King County woman, puppy exposed to bat with rabies
Jun 14, 2023, 9:56 AM
(Photo by Smith Collection/Gado/Getty Images)
An East King County woman and her puppy are being treated after an encounter with a rabid bat outside their home.
Public Health – Seattle & King County said that at the beginning of June, a woman and her unvaccinated puppy contracted rabies from a bat in bushes near her home.
The bat was caught and tested at a Washington State Public Health Lab, where it was confirmed to have rabies. This is the first lab-confirmed rabid bat in King County in 2023.
Rabies is a preventable viral disease that infects the brain and spinal cord. Rabies virus is found in the saliva of an infected animal and is usually spread by a bite or scratch.

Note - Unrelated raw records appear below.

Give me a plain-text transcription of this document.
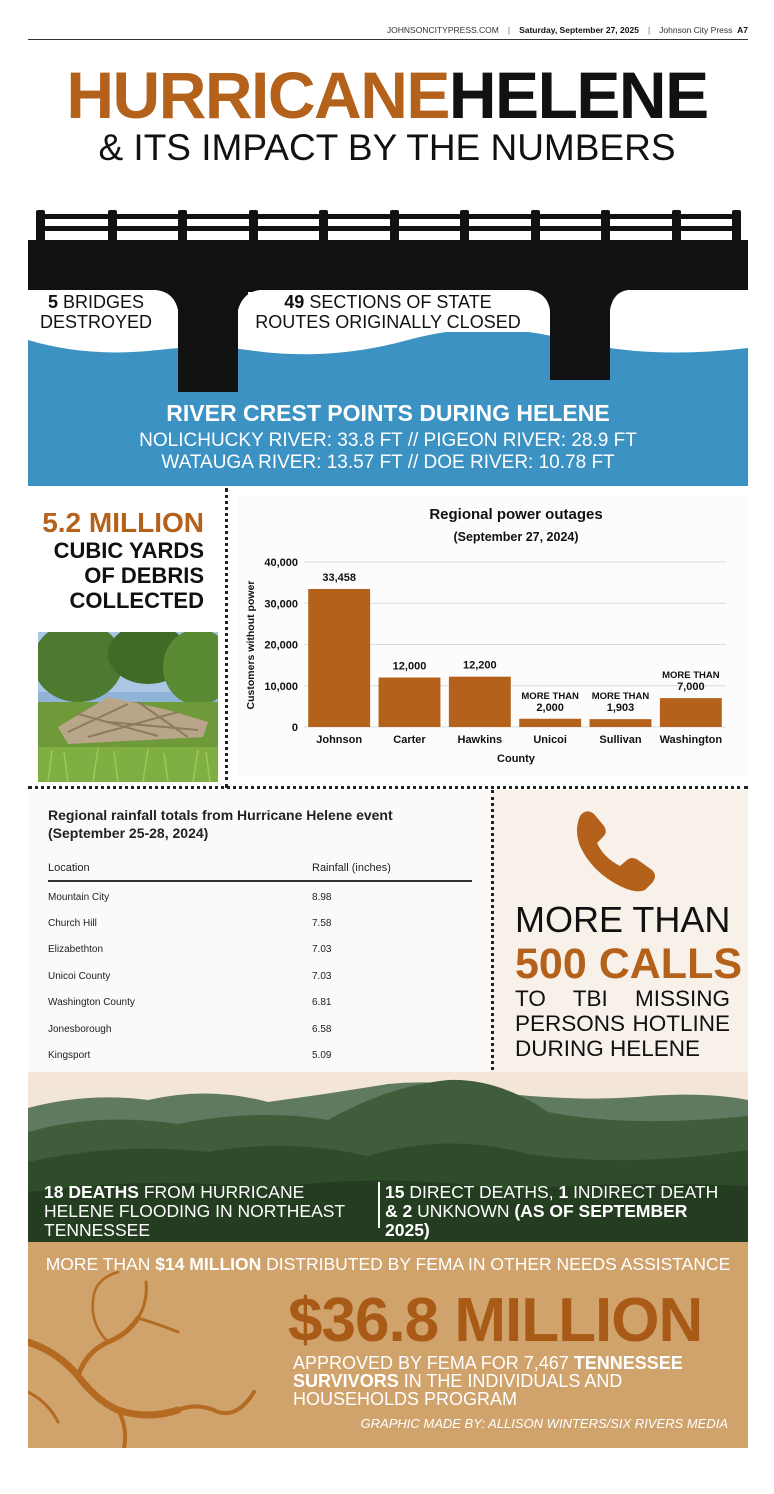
JOHNSONCITYPRESS.COM | Saturday, September 27, 2025 | Johnson City Press A7
HURRICANEHELENE
& ITS IMPACT BY THE NUMBERS
5 BRIDGES
DESTROYED
49 SECTIONS OF STATE
ROUTES ORIGINALLY CLOSED
RIVER CREST POINTS DURING HELENE
NOLICHUCKY RIVER: 33.8 FT // PIGEON RIVER: 28.9 FT
WATAUGA RIVER: 13.57 FT // DOE RIVER: 10.78 FT
5.2 MILLION
CUBIC YARDS
OF DEBRIS
COLLECTED
Regional power outages
(September 27, 2024)
Customers without power
County
0
10,000
20,000
30,000
40,000
Johnson
33,458
Carter
12,000
Hawkins
12,200
Unicoi
MORE THAN
2,000
Sullivan
MORE THAN
1,903
Washington
MORE THAN
7,000
Regional rainfall totals from Hurricane Helene event
(September 25-28, 2024)
Location	Rainfall (inches)
Mountain City	8.98
Church Hill	7.58
Elizabethton	7.03
Unicoi County	7.03
Washington County	6.81
Jonesborough	6.58
Kingsport	5.09
MORE THAN
500 CALLS
TO TBI MISSING PERSONS HOTLINE DURING HELENE
18 DEATHS FROM HURRICANE HELENE FLOODING IN NORTHEAST TENNESSEE
15 DIRECT DEATHS, 1 INDIRECT DEATH & 2 UNKNOWN (AS OF SEPTEMBER 2025)
MORE THAN $14 MILLION DISTRIBUTED BY FEMA IN OTHER NEEDS ASSISTANCE
$36.8 MILLION
APPROVED BY FEMA FOR 7,467 TENNESSEE SURVIVORS IN THE INDIVIDUALS AND HOUSEHOLDS PROGRAM
GRAPHIC MADE BY: ALLISON WINTERS/SIX RIVERS MEDIA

There were a total of five bats that were found to have rabies last year.
Aside from a bite, any bare skin contact with a bat or its saliva, even waking up to a bat in your room, is likely to trigger the need for medical care.
Bats are the only known carrier of rabies in the Pacific Northwest, with an estimated 1% of bats having the viral infection.
In the last 26 years, at least two state residents have died from rabies.
“As the weather warms up, bats come out of hibernation, which means a potential increase in human-bat interactions compared to other times of the year,” Public Health warned.
What to do if you come in contact with a bat?
- Immediately wash the area of the body that came into contact with the bat thoroughly with soap and water.
- Call your medical provider. If a person has been exposed to rabies, an injection of immune globulin and a series of rabies vaccinations need to be given as soon as possible to prevent infection and death.
- Report the interaction to Public Health: 206-296-4774.